What does a man need– really need?  A few pounds of food each day, heat and shelter, six feet to lie down in– and some form of working activity that will yield a sense of accomplishment.  That’s all– in the material sense, and we know it.  But we are brainwashed by our economic system until we end up in a tomb beneath a pyramid of time payments, mortgages, preposterous gadgetry, playthings that divert our attention for the sheer idiocy of the charade.  The years thunder by, the dreams of youth grow dim where they lie caked in dust on the shelves of patience.  Before we know it, the tomb is sealed.  Where, then, lies the answer?  In choice.  Which shall it be: bankruptcy of purse or bankruptcy of life?

 -Sterling Hayden

A veteran teacher and globe-trotter at the high school I teach at printed this quote, from Sterling Hayden’s The Wanderer.   He slipped it to me in the hallway last September, shortly after my return from my summer adventure in Ecuador.  It remained posted to the cork bulletin by my desk until today, and my friend’s words still sing in my ears.  “Some people figure it out too late,” he said “but you’re already there.  You’re already doing it.”

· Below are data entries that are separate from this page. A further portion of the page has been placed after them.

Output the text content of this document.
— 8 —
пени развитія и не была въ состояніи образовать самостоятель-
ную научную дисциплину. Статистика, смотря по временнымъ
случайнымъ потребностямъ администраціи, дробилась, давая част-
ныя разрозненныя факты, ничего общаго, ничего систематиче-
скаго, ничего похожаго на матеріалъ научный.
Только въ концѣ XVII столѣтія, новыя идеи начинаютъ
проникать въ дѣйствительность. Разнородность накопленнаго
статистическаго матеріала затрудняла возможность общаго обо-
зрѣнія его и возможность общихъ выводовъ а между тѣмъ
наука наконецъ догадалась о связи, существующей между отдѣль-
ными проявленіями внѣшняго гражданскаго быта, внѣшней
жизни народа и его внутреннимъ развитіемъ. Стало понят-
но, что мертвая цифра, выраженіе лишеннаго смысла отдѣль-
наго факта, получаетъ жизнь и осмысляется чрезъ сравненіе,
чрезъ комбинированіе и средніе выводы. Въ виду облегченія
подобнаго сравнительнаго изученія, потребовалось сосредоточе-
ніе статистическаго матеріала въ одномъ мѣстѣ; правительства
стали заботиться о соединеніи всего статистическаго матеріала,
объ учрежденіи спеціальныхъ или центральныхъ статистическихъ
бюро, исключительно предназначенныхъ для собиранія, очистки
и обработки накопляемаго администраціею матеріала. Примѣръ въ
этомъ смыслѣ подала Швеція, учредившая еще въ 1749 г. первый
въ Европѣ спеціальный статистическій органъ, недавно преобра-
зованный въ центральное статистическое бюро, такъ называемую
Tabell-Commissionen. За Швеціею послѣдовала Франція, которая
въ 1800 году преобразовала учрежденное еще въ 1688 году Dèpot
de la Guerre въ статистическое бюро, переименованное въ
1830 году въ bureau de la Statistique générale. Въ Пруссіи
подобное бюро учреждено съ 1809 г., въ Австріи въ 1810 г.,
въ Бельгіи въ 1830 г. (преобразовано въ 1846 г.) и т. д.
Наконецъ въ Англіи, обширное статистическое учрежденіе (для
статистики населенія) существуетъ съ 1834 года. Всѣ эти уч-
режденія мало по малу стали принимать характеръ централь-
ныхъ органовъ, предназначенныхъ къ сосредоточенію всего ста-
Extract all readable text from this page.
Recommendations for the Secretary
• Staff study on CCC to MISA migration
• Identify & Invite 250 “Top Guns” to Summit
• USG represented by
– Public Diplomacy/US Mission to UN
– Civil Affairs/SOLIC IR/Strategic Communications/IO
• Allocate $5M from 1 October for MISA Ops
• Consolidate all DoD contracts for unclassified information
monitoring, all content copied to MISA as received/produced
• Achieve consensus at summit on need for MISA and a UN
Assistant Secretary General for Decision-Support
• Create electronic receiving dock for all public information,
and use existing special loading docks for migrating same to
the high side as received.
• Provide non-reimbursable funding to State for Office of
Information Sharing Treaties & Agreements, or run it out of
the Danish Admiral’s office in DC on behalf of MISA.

There isn’t anything wrong with the quote-unquote routine traverse.  I come from a family that was always able to provide for me.  This is the reason that I am not shackled by college loans or buried beneath the pyramid of time payments, and they are the safety net that I know would catch me if somehow my vessel were to sink.  And I know that I want a family of my own someday, and that I want to give my children the same opportunity to boldly pursue their dreams.

Still, I feel that pull of the south seas, and I know that, right now, I cannot afford not to go.  Security someday, yes.  But right now I am young and I am free and I fear that if I do not set sail, my dreams will follow in the wake of expectation my entire life.

This week I gave my official resignation at work.  I’ve heard that I am crazy to quit my job in this economy, but I think that I might be crazier not to.  The time to go after your dreams is always “now,”  and as my wise friend has assured me, I’m already doing it.  So, goodbye Boston, cya lata stable income, and good night old woman whispering “hush.”  Hello to my adventure.